Depuis, ce terme est resté, mais en fait, on devrait dire "Les routes de la soie" car à travers les siècles et les évolutions des peuples ainsi que des pays, cette route a connu pas mal d’avatars.
C’est à Louis XI que l’industrie de la soierie à Tours doit son existence. Après un siècle de lutte intestine, la France se relève de tous ses maux : guerres, famines, épidémies, révoltes paysannes et artisanales.

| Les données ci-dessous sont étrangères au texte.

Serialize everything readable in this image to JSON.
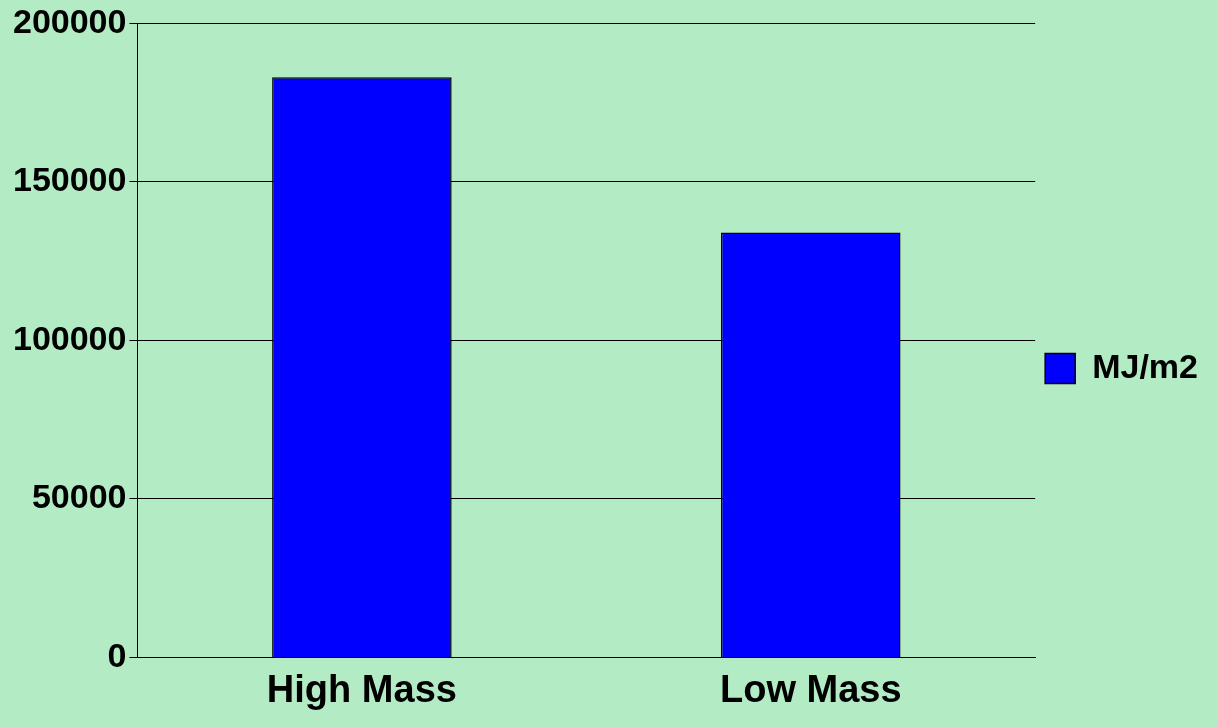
{
  "chart_data": {
    "type": "bar",
    "categories": [
      "High Mass",
      "Low Mass"
    ],
    "series": [
      {
        "name": "MJ/m2",
        "color": "#0000ff",
        "values": [
          183000,
          134000
        ]
      }
    ],
    "ylim": [
      0,
      200000
    ],
    "yticks": [
      0,
      50000,
      100000,
      150000,
      200000
    ],
    "grid": "y",
    "legend": "right"
  }
}
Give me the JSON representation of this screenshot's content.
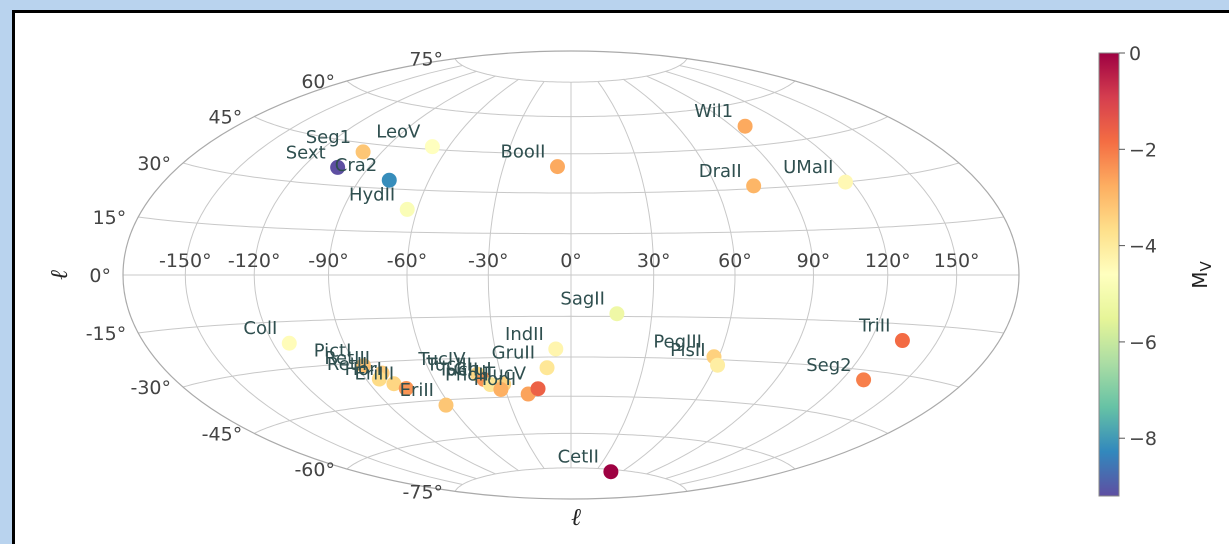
{
  "chart_data": {
    "type": "scatter",
    "projection": "aitoff-hammer",
    "xlabel": "ℓ",
    "ylabel": "ℓ",
    "lon_ticks": [
      -150,
      -120,
      -90,
      -60,
      -30,
      0,
      30,
      60,
      90,
      120,
      150
    ],
    "lat_ticks": [
      -75,
      -60,
      -45,
      -30,
      -15,
      0,
      15,
      30,
      45,
      60,
      75
    ],
    "lon_tick_labels": [
      "-150°",
      "-120°",
      "-90°",
      "-60°",
      "-30°",
      "0°",
      "30°",
      "60°",
      "90°",
      "120°",
      "150°"
    ],
    "lat_tick_labels": [
      "-75°",
      "-60°",
      "-45°",
      "-30°",
      "-15°",
      "0°",
      "15°",
      "30°",
      "45°",
      "60°",
      "75°"
    ],
    "grid": true,
    "colorbar": {
      "label": "M_V",
      "range": [
        -9.2,
        0
      ],
      "ticks": [
        0,
        -2,
        -4,
        -6,
        -8
      ],
      "tick_labels": [
        "0",
        "−2",
        "−4",
        "−6",
        "−8"
      ],
      "colormap": "Spectral",
      "colors": [
        "#5e4fa2",
        "#3288bd",
        "#66c2a5",
        "#abdda4",
        "#e6f598",
        "#ffffbf",
        "#fee08b",
        "#fdae61",
        "#f46d43",
        "#d53e4f",
        "#9e0142"
      ]
    },
    "points": [
      {
        "name": "BooII",
        "l": -6,
        "b": 40,
        "mv": -2.7
      },
      {
        "name": "Wil1",
        "l": 97,
        "b": 52,
        "mv": -2.7
      },
      {
        "name": "DraII",
        "l": 76,
        "b": 31,
        "mv": -2.9
      },
      {
        "name": "UMaII",
        "l": 117,
        "b": 30,
        "mv": -4.4
      },
      {
        "name": "Seg1",
        "l": -99,
        "b": 42,
        "mv": -3.2
      },
      {
        "name": "LeoV",
        "l": -68,
        "b": 46,
        "mv": -4.6
      },
      {
        "name": "Sext",
        "l": -104,
        "b": 36,
        "mv": -9.2
      },
      {
        "name": "Cra2",
        "l": -77,
        "b": 33,
        "mv": -8.2
      },
      {
        "name": "HydII",
        "l": -64,
        "b": 23,
        "mv": -4.8
      },
      {
        "name": "SagII",
        "l": 17,
        "b": -14,
        "mv": -5.2
      },
      {
        "name": "TriII",
        "l": 134,
        "b": -20,
        "mv": -1.8
      },
      {
        "name": "ColI",
        "l": -113,
        "b": -22,
        "mv": -4.5
      },
      {
        "name": "PictI",
        "l": -87,
        "b": -31,
        "mv": -3.1
      },
      {
        "name": "IndII",
        "l": -6,
        "b": -27,
        "mv": -4.3
      },
      {
        "name": "PegIII",
        "l": 58,
        "b": -29,
        "mv": -3.4
      },
      {
        "name": "PisII",
        "l": 61,
        "b": -32,
        "mv": -4.1
      },
      {
        "name": "Seg2",
        "l": 130,
        "b": -33,
        "mv": -2.1
      },
      {
        "name": "RetIII",
        "l": -81,
        "b": -34,
        "mv": -3.3
      },
      {
        "name": "RetII",
        "l": -84,
        "b": -36,
        "mv": -3.6
      },
      {
        "name": "HorI",
        "l": -79,
        "b": -38,
        "mv": -3.5
      },
      {
        "name": "EriIII",
        "l": -75,
        "b": -40,
        "mv": -2.4
      },
      {
        "name": "TucIV",
        "l": -40,
        "b": -36,
        "mv": -3.5
      },
      {
        "name": "TucIII",
        "l": -38,
        "b": -38,
        "mv": -2.4
      },
      {
        "name": "TucII",
        "l": -36,
        "b": -40,
        "mv": -3.9
      },
      {
        "name": "GruII",
        "l": -10,
        "b": -34,
        "mv": -3.9
      },
      {
        "name": "GruI",
        "l": -30,
        "b": -40,
        "mv": -3.4
      },
      {
        "name": "PhoII",
        "l": -32,
        "b": -42,
        "mv": -2.8
      },
      {
        "name": "HorII",
        "l": -20,
        "b": -44,
        "mv": -2.6
      },
      {
        "name": "TucV",
        "l": -15,
        "b": -42,
        "mv": -1.6
      },
      {
        "name": "EriII",
        "l": -62,
        "b": -47,
        "mv": -3.2
      },
      {
        "name": "CetII",
        "l": 48,
        "b": -76,
        "mv": 0.0
      }
    ]
  }
}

La Bourgogne devenue française, le roi profite de cette accalmie pour favoriser l'essor du commerce mais, afin d'empêcher la sortie de devises : "le vuiandage d'or et d'argent" provoqué par l'importation massive et ruineuse des soieries étrangères, il s'efforce d'introduire en France les secrets des tisseurs italiens. En novembre 1466, il propose à Lyon, (qui détenait depuis 1450 le monopole du commerce des étoffes soyeuses), la création d'une manufacture royale, espérant s'attacher par une remise d’impôts les maîtres, ouvriers expérimentés "tant au travail de ladite soie, que sa teinture et autres choses à ce propos qui viendront demeurer audit lieu de Lyon, pour faire et exercer ledit ouvrage".

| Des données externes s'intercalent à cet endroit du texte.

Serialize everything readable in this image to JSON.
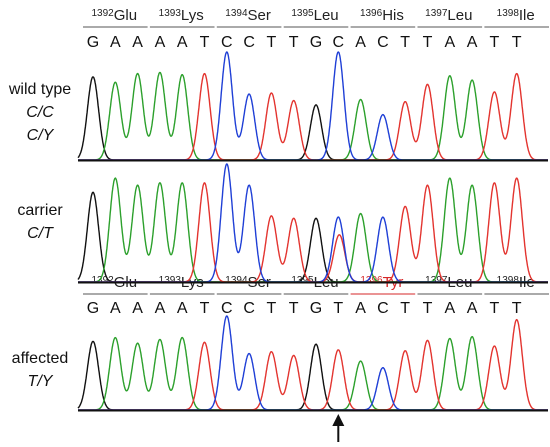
{
  "colors": {
    "A": "#2ca02c",
    "C": "#1f3fd6",
    "G": "#111111",
    "T": "#e3342f",
    "mutation": "#d62728",
    "text": "#111111"
  },
  "top_codons": [
    {
      "number": "1392",
      "aa": "Glu"
    },
    {
      "number": "1393",
      "aa": "Lys"
    },
    {
      "number": "1394",
      "aa": "Ser"
    },
    {
      "number": "1395",
      "aa": "Leu"
    },
    {
      "number": "1396",
      "aa": "His"
    },
    {
      "number": "1397",
      "aa": "Leu"
    },
    {
      "number": "1398",
      "aa": "Ile"
    }
  ],
  "top_bases": [
    "G",
    "A",
    "A",
    "A",
    "A",
    "T",
    "C",
    "C",
    "T",
    "T",
    "G",
    "C",
    "A",
    "C",
    "T",
    "T",
    "A",
    "A",
    "T",
    "T"
  ],
  "bottom_codons": [
    {
      "number": "1392",
      "aa": "Glu"
    },
    {
      "number": "1393",
      "aa": "Lys"
    },
    {
      "number": "1394",
      "aa": "Ser"
    },
    {
      "number": "1395",
      "aa": "Leu"
    },
    {
      "number": "1396",
      "aa": "Tyr",
      "mutated": true
    },
    {
      "number": "1397",
      "aa": "Leu"
    },
    {
      "number": "1398",
      "aa": "Ile"
    }
  ],
  "bottom_bases": [
    "G",
    "A",
    "A",
    "A",
    "A",
    "T",
    "C",
    "C",
    "T",
    "T",
    "G",
    "T",
    "A",
    "C",
    "T",
    "T",
    "A",
    "A",
    "T",
    "T"
  ],
  "mutated_base_index": 11,
  "rows": [
    {
      "name": "wild-type",
      "label": "wild type",
      "genotypes": [
        "C/C",
        "C/Y"
      ],
      "peaks": [
        {
          "base": "G",
          "h": 0.77
        },
        {
          "base": "A",
          "h": 0.72
        },
        {
          "base": "A",
          "h": 0.8
        },
        {
          "base": "A",
          "h": 0.81
        },
        {
          "base": "A",
          "h": 0.79
        },
        {
          "base": "T",
          "h": 0.8
        },
        {
          "base": "C",
          "h": 1.0
        },
        {
          "base": "C",
          "h": 0.61
        },
        {
          "base": "T",
          "h": 0.62
        },
        {
          "base": "T",
          "h": 0.55
        },
        {
          "base": "G",
          "h": 0.51
        },
        {
          "base": "C",
          "h": 1.0
        },
        {
          "base": "A",
          "h": 0.56
        },
        {
          "base": "C",
          "h": 0.42
        },
        {
          "base": "T",
          "h": 0.54
        },
        {
          "base": "T",
          "h": 0.7
        },
        {
          "base": "A",
          "h": 0.78
        },
        {
          "base": "A",
          "h": 0.74
        },
        {
          "base": "T",
          "h": 0.63
        },
        {
          "base": "T",
          "h": 0.8
        }
      ]
    },
    {
      "name": "carrier",
      "label": "carrier",
      "genotypes": [
        "C/T"
      ],
      "peaks": [
        {
          "base": "G",
          "h": 0.76
        },
        {
          "base": "A",
          "h": 0.88
        },
        {
          "base": "A",
          "h": 0.82
        },
        {
          "base": "A",
          "h": 0.84
        },
        {
          "base": "A",
          "h": 0.84
        },
        {
          "base": "T",
          "h": 0.84
        },
        {
          "base": "C",
          "h": 1.0
        },
        {
          "base": "C",
          "h": 0.82
        },
        {
          "base": "T",
          "h": 0.56
        },
        {
          "base": "T",
          "h": 0.54
        },
        {
          "base": "G",
          "h": 0.54
        },
        {
          "base": "C",
          "h": 0.55,
          "second": "T",
          "h2": 0.4
        },
        {
          "base": "A",
          "h": 0.58
        },
        {
          "base": "C",
          "h": 0.55
        },
        {
          "base": "T",
          "h": 0.64
        },
        {
          "base": "T",
          "h": 0.82
        },
        {
          "base": "A",
          "h": 0.88
        },
        {
          "base": "A",
          "h": 0.82
        },
        {
          "base": "T",
          "h": 0.84
        },
        {
          "base": "T",
          "h": 0.88
        }
      ]
    },
    {
      "name": "affected",
      "label": "affected",
      "genotypes": [
        "T/Y"
      ],
      "peaks": [
        {
          "base": "G",
          "h": 0.73
        },
        {
          "base": "A",
          "h": 0.77
        },
        {
          "base": "A",
          "h": 0.71
        },
        {
          "base": "A",
          "h": 0.75
        },
        {
          "base": "A",
          "h": 0.77
        },
        {
          "base": "T",
          "h": 0.72
        },
        {
          "base": "C",
          "h": 1.0
        },
        {
          "base": "C",
          "h": 0.6
        },
        {
          "base": "T",
          "h": 0.62
        },
        {
          "base": "T",
          "h": 0.58
        },
        {
          "base": "G",
          "h": 0.7
        },
        {
          "base": "T",
          "h": 0.64
        },
        {
          "base": "A",
          "h": 0.52
        },
        {
          "base": "C",
          "h": 0.45
        },
        {
          "base": "T",
          "h": 0.63
        },
        {
          "base": "T",
          "h": 0.74
        },
        {
          "base": "A",
          "h": 0.76
        },
        {
          "base": "A",
          "h": 0.78
        },
        {
          "base": "T",
          "h": 0.68
        },
        {
          "base": "T",
          "h": 0.96
        }
      ]
    }
  ]
}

Mais pour réaliser ce programme, le roi imposa aux marchands lyonnais une contribution peu populaire de 2 000 livres, qui fut recouverte "avec une lenteur voulue". On comprend leur peu d’enthousiasme, de devoir financer l'installation de tisserands et fabricants italiens, quand on sait que leur fortune provenait de l’importation des tissus de soie.

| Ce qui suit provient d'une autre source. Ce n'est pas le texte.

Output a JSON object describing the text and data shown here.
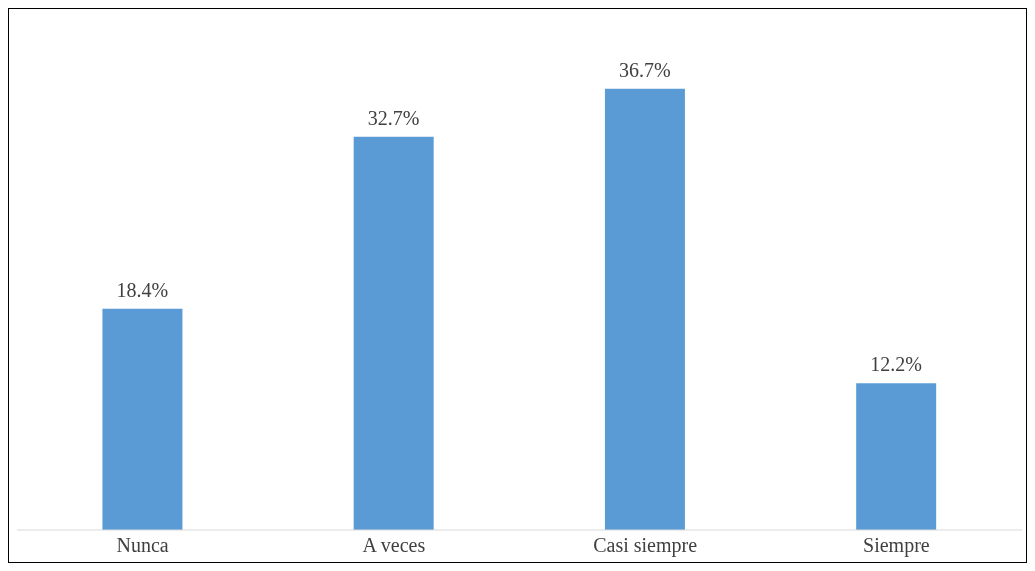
{
  "chart_data": {
    "type": "bar",
    "categories": [
      "Nunca",
      "A veces",
      "Casi siempre",
      "Siempre"
    ],
    "values": [
      18.4,
      32.7,
      36.7,
      12.2
    ],
    "color": "#5b9bd5",
    "value_labels": [
      "18.4%",
      "32.7%",
      "36.7%",
      "12.2%"
    ]
  }
}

Les artisans attirés par l'édit royal se heurtèrent donc, à la mauvaise volonté des autorités locales, et durent renoncer à établir leur atelier. Le 12 mars 1470, Louis XI irrité par cette hostilité, ordonna aux consuls de Lyon "de faire conduire et admener en nostre dite ville de Tours, les ouvriers dudit mestier, avec les moulins, mestiers, chaudières et autres choses nécessaires".
Ainsi, les lyonnais, qui avaient refusé la proposition royale, durent finalement contribuer à l'installation de la première manufacture de soie, en prenant en charge son déménagement.
Le choix de Louis XI s'était porté sur la cité tourangelle car, installé au château de Plessis-lès-Tours, il avait à cœur de développer l'économie de la région. L'arrivée de quelques tisserands, puis l'introduction des métiers à la tire, permit grâce aux soins vigilants du roi, à l’habileté des ouvriers et à l’empressement de la Cour à acheter de belles étoffes de soie, de faire très rapidement prospérer cette nouvelle industrie.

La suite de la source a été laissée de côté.